METHODOLOGY \PRINCIPLES \ 309
1: G. Buccellati, January 2009
Historically, there have been two major domains within which archaeology has developed: the classical humanities on the one hand, and the social sciences on the other. They have been understood primarily as academic domains, i. e., professional spheres of influence. Thus departmental prerogatives in the allocation of university funds, school traditions in the use of jargon, the conduct of excavations, the nature of the interpretation have colored the relationship, and often the contrast, between the two.
But upstream of academic politics, there is a fruitful correlation of two distinct modes of thought, and it is to this aspect that I wish to call attention here. To put it succinctly, the humanistic approach seeks to appropriate the ancient experience as an immediate fruition, the social sciences seek to mediate the recovery of experience by defining its distinguishing traits. In this light, it is clear that there should be a full give and take between the two. Mediation should train the immediacy of the response (so that it is not fanciful), and immediacy should serve as a diapason to calibrate the dissection (so that it is not sterile).
More specific academic domains embody in their particular ways the prerogatives of the humanities and the social sciences. The more differentiated is the institutional structure (concretely, the larger the university), the sharper becomes the confrontation. This is reflected in the administrative articulation of the domains within specific departments that reflect conscious theoretical postures. The four that have a more direct correlation to archaeology are anthropology, architecture, linguistics and history. More recent, on the stage of departmental differentiation, is the arrival of archaeology, which has for the most part assumed the status of an interdepartmental program rather than a full-fledged department.

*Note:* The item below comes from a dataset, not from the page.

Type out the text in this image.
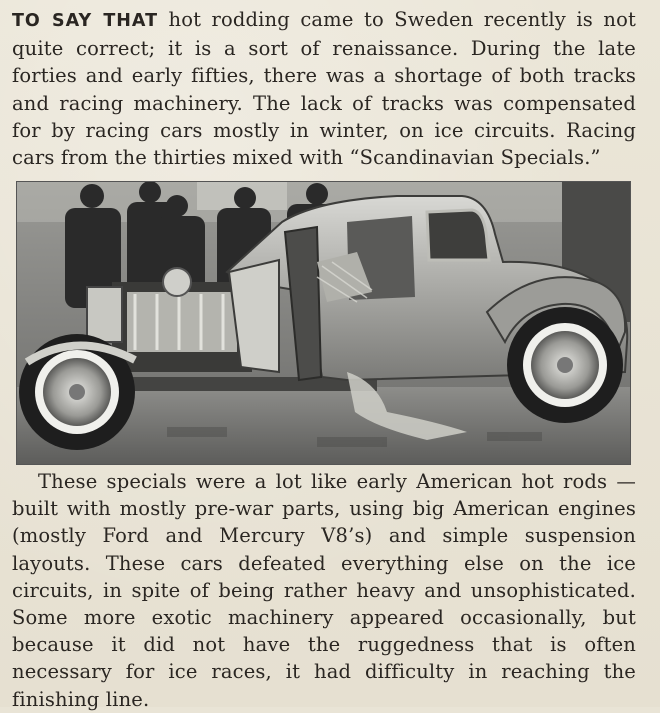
TO SAY THAT hot rodding came to Sweden recently is not quite correct; it is a sort of renaissance. During the late forties and early fifties, there was a shortage of both tracks and racing machinery. The lack of tracks was compensated for by racing cars mostly in winter, on ice circuits. Racing cars from the thirties mixed with “Scandinavian Specials.”

These specials were a lot like early American hot rods — built with mostly pre-war parts, using big American engines (mostly Ford and Mercury V8’s) and simple suspension layouts. These cars defeated everything else on the ice circuits, in spite of being rather heavy and unsophisticated. Some more exotic machinery appeared occasionally, but because it did not have the ruggedness that is often necessary for ice races, it had difficulty in reaching the finishing line.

In an autobiographic vein, I may refer to my role in establishing, in 1973, the Institute of Archaeology at UCLA, which was successivley renamed the Cotsen Institute of Archaeology. My personal challenge, as the Institue's Director during its first ten years, was to provide an institutional home for a fruitful confrontation of these various domains understood as modes of thought. My professional connection at UCLA with both the Department of Near Eastern Languages and Cultures and the Department of History provided an institutional frame for the intellectual challenge. My initial
statement of purpose in establishing the Institute expressed this very point of view, and the Institute did indeed serve faithfully and usefully this original intent.